Il y eut toujours des bordels, à Figueres ou à Gérone, mais à présent, ce sont des hôtels, des immeubles pour chambres d'hôtes d'un style particuliers, des clubs privés, qui ont poussé le long de la route. Des jeunes gens, de Toulouse ou de Montpellier, viennent ici, à trois ou quatre dans une voiture et partagent les frais du voyage: c'est moins cher (75 euros la passe) que de se procurer une dame sur place et puis, c'est l'exotisme, la fête, une initiation qui vous procure la sensation d'être vraiment un adulte. Les adultes, eux, les hommes mariés, les bourgeois de Perpignan y viennent aussi, le samedi soir ou le dimanche, dans des boîtes plus huppées, la Isla, le Moon night, le Baby doll, prétextant un voyage d'affaire; puis, le lundi matin, se précipitent, angoissés, à l'hôpital pour un test :"Je ne me suis pas protégé; et si j'avais contracté le sida..?"
Ici, à La Jonquera, le décor a changé. Un hôtel, le Madam's, destiné autrefois aux mariages et aux banquets, est devenu...un lupanar; et la chapelle juste à côté, qui célèbre Notre-Dame de la Mercé, est désafectée : le commerce de la chair ne respecte vraiment plus rien...
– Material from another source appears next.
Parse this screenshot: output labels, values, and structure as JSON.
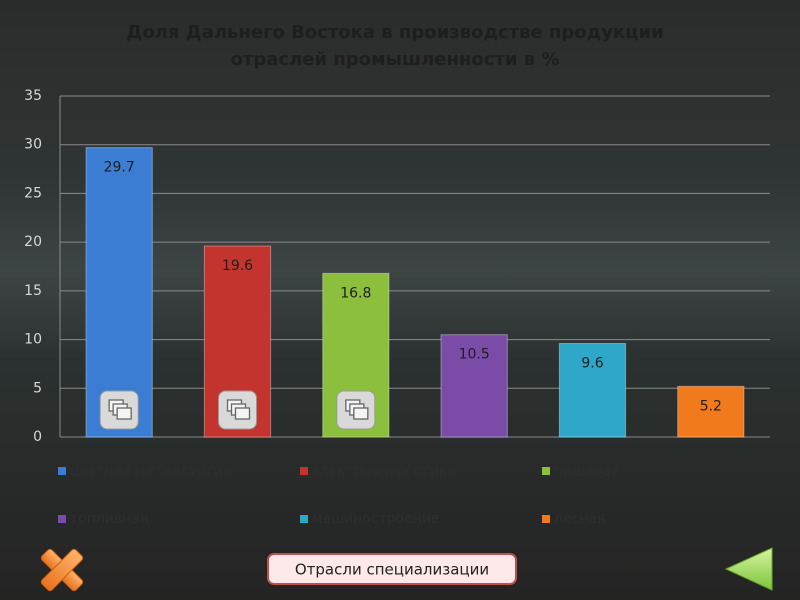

Le routier faisait naguère entrer la prostituée dans la cabine close de son camion. La péripatéticienne opérait depuis des années le long de la nationale, sous les ponts ou dans les chemins de traverse : à l'air libre. Désormais, le commerce sexuel est enfermé, mis en garde à vue dans les hôtels spécialisés, clos dans les maisons closes. Pour moraliser la chose, pour que la vénalité des corps ne soit plus visible depuis la voiture du touriste non initié, qui voyage par là, donc pour mieux contrôler ces échanges particuliers..? Non, pour brider la liberté des dames qui seraient tenter d'opérer pour leur compte, en pleine nature : elles seront désormais frappées d'une lourde amende. Mais dans la nuit close des chambres aveugles, l'exploitation de pauvres filles de pays africains ou européens, de l'Est surtout, pourra se développer de façon secrète et les proxénètes bénéficieront d'une sécurité accru : ils paieront des impôts comme les autres commerçants, mais leur petite entreprise a pignon sur route...Légalisés les bordels par la Generalitat de Catalogne, éliminés -en théorie- les clandestins, mais les mafias et les réseaux troubles s'activent derrière les façades normalisés de ces établissements proprets, munis de douches et de draps propres...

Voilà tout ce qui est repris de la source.